Russel menarik napas. " karena dulu aku tidak punya apa-apa, dan pandangan orangtuamu saat itu benar adanya, aku hanya akan membuatmu menderita, aku hanya pemuda tanpa pekerjaan tetap"
"tapi sekarang aku berbeda, aku datang dan mencari tahu kabarmu, Puji Tuhan kabar yang aku dapatkan sesuai harapanku" sambungnya
Kami terdiam.

" kamu mau kan? " tanya lagi memecah keheningan, Russel menyentuh tanganku.

"entahlah.. Aku takut jika orangtuaku masih belum merestui kita. Aku tidak mau patah hati kedua kalinya"

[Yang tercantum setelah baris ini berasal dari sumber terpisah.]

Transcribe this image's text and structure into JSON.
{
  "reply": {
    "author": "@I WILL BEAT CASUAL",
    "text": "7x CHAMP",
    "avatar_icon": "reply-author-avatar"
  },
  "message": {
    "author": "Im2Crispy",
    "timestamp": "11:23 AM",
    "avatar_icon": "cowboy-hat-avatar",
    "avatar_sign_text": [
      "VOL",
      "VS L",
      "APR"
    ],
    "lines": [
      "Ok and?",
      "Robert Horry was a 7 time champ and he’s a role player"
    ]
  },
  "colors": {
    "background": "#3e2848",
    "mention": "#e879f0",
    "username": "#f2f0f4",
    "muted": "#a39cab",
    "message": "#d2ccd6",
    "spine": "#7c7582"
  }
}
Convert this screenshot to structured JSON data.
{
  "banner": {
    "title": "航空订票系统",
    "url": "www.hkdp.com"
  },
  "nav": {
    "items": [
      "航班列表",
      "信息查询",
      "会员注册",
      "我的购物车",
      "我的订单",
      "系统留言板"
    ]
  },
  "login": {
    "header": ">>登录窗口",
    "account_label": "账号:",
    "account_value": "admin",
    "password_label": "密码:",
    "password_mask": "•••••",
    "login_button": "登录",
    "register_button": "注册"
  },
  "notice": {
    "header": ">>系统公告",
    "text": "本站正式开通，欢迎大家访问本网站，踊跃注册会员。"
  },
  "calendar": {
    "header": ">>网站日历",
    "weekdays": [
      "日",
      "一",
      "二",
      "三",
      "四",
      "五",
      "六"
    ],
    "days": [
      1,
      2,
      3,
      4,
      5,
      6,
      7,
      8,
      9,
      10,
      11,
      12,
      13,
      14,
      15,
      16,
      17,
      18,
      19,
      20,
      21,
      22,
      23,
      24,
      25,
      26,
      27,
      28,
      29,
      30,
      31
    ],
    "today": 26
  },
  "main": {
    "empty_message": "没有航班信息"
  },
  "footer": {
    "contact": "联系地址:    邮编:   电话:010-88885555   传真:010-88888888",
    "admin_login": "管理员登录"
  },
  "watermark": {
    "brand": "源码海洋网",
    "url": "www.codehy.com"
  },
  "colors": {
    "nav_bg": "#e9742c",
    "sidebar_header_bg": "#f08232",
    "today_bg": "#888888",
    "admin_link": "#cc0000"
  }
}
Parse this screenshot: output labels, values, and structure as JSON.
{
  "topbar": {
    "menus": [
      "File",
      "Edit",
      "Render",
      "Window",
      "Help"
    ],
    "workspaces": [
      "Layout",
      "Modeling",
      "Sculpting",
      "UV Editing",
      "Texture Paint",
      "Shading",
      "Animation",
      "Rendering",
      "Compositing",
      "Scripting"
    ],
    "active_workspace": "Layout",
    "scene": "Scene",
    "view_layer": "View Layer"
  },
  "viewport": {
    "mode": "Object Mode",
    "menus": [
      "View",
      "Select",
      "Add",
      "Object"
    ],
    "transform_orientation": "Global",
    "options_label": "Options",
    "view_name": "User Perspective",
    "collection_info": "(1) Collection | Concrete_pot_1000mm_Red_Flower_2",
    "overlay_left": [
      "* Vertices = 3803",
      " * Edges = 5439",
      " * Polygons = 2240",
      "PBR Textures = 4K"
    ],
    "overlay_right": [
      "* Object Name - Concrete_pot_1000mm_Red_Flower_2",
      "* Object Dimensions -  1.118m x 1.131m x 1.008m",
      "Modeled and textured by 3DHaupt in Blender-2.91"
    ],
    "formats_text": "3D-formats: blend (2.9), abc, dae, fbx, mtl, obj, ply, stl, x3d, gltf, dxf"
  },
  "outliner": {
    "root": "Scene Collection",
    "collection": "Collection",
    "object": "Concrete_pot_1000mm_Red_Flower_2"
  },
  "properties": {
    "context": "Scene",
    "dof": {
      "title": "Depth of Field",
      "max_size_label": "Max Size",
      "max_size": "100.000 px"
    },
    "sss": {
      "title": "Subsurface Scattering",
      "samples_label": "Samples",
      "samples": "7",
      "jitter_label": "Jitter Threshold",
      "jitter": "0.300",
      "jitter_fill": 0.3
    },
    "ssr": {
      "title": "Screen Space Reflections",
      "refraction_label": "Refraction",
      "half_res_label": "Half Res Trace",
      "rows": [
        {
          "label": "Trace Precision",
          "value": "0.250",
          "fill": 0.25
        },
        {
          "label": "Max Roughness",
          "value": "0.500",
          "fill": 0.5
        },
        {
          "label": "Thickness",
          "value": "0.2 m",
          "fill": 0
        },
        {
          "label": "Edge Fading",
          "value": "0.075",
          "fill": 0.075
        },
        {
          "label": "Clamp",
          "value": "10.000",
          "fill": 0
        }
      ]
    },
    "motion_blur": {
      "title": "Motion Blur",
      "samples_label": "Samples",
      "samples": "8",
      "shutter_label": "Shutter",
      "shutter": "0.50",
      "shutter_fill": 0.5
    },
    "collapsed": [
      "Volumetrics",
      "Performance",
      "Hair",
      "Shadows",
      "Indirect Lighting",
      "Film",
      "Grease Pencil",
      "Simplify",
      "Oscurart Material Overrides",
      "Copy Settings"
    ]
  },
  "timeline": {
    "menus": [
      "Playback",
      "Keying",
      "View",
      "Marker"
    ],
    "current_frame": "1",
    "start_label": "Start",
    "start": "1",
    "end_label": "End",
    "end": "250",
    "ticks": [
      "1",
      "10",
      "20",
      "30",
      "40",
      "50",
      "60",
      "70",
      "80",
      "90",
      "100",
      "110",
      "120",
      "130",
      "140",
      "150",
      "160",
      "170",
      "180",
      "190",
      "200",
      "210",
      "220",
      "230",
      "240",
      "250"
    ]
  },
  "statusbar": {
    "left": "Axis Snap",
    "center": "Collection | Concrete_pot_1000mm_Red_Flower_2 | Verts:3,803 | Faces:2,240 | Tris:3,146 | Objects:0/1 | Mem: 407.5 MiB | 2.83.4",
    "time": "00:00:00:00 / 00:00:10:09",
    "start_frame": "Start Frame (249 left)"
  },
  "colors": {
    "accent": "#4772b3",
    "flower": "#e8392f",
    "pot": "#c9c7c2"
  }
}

Russel tersenyum. " aku akan memintamu lagi pada mereka, kali ini jika mereka masih tidak setuju, aku akan menculikmu"
ujarnya setengah tertawa.

Aku pun ikut tersenyum mendengarnya. Russel oh Russel.
********************************************************************************

Russel datang sesuai janjinya. Minggu siang saat semua anggota keluarga hadir dirumah. bapa, mama, adik-adikku dan keponakanku.
bapa terlihat kaget saat melihat Russel. Dia datang dengan orangtuanya.

"Kami datang kesini mau melamar putri anda"
Ujar bapa Russel membuka pembicaraan setelah cukup berbasa-basi.

" siapa? Untuk siapa?" jawab bapa

"Russel dan Tika"

bapa terdiam dan saling pandang dengan mama.

"Tika" panggil bapa, aku menghampirinya.

"kamu masih ada hubungan toh dengan Russel selama ini? Kamu bohongin bapa dan mama"
Ujar bapa membuatku kaget.

"ga, bapa.. Ga gitu"

"bukan Tulang.Tika tidak bohong pada Tulang, kami benar-benar putus dan tidak pernah kontak lagi selama 3 tahun ini" Sela Russel
"sayalah yang datang lagi kepadanya minggu lalu. Saya sudah berubah om, saya bisa menjamin kehidupan Tika"

Hening. Aku berlalu kembali ke ruangan belakang. Aku tak sanggup untuk mendengarkan kelanjutan pembicaraan ini. Aku berserah.

"Bagaimana Tulang? Russel memberanikan dirinya mengulang pertanyaan

"Kamu terlambat, kami sudah menerima lamaran dari Amangborunya Tika 2 hari yang lalu"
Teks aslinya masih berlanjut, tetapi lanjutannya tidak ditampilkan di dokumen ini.